Yes, you can expect that to increase as we move beyond COVID. It's quite variable, so I won't provide specific guidance on future expectations. My overall view, which I know Scott shares, is that this is positive. An increase indicates that we're active and engaged with our clients and seeing more prospects. For example, the high net worth side benefits, but on the institutional side, much of the interaction was via Zoom without travel, and it's much more effective to meet potential clients and consultants face-to-face. This is happening more frequently now, so I anticipate a return to a more normalized environment. During COVID, we noted when those numbers were lower, but I can't predict exactly how things will unfold. Additionally, there have been more international opportunities, which typically involve higher travel costs.

Speaker 5

Okay. Great. Thanks for the answers.

Richard Hough Chairman

You're welcome.

Operator

This concludes our question-and-answer session. I would like to turn the conference back over to Rick Hough for any closing remarks.

Richard Hough Chairman

Great. Thank you very much. I really appreciate all of our shareholders for joining us today for the update on the third quarter. As we navigate this interesting environment, and I think we've got tremendous opportunities ahead. This is a company, as I said before, that has been through environments like this for 22 years, running this business through all sorts of ups and downs, and we've successfully navigated any number of issues and growing our business profitably.

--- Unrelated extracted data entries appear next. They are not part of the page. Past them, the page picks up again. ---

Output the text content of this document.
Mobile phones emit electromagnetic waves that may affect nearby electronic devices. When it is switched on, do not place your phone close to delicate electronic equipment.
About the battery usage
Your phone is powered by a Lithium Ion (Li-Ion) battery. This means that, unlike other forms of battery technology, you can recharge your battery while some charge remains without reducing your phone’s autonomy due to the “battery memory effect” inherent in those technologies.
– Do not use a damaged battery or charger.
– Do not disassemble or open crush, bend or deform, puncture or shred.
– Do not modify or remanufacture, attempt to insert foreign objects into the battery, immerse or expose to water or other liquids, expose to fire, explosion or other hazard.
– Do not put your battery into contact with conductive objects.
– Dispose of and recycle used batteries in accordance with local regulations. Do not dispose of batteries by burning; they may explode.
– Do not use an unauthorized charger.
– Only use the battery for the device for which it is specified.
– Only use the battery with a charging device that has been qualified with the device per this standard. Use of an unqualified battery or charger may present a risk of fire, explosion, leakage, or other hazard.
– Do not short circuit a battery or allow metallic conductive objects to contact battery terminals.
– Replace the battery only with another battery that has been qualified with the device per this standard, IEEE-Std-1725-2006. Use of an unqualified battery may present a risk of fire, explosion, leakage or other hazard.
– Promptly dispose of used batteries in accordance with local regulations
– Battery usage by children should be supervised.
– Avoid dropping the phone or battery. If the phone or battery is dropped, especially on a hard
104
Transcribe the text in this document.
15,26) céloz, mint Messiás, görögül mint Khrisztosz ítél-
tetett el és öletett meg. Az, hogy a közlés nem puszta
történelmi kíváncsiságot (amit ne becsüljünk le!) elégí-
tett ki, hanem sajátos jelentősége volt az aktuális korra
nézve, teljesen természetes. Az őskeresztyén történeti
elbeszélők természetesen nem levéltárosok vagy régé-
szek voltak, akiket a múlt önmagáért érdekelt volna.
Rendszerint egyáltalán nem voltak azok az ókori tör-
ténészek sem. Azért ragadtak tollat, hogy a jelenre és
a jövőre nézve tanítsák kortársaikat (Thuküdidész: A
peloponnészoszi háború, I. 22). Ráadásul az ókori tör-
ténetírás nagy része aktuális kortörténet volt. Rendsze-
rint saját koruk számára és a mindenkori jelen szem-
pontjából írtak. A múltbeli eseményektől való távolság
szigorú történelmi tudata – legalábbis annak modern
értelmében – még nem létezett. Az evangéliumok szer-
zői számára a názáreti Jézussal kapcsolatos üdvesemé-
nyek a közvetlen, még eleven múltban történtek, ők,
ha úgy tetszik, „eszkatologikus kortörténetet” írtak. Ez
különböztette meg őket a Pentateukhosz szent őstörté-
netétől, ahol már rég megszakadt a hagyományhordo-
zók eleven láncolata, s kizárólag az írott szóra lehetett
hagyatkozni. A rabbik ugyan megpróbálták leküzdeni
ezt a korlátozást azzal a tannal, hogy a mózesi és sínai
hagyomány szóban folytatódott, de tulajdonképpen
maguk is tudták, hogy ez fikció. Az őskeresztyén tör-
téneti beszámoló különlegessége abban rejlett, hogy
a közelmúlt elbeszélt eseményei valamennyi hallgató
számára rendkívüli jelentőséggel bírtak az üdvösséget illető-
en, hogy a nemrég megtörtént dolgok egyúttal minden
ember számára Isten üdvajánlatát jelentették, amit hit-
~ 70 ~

The kind of uncertainty that we face creates opportunity whenever one of our businesses is affected. And we're feeling very good about that and the team that we have here in our partners in terms of how we work hard to position ourselves for success. So I look forward to talking to you again soon and I really appreciate everyone joining us. Thanks so much.

Operator

The conference has now concluded. Thank you for attending today's presentation. You may now disconnect.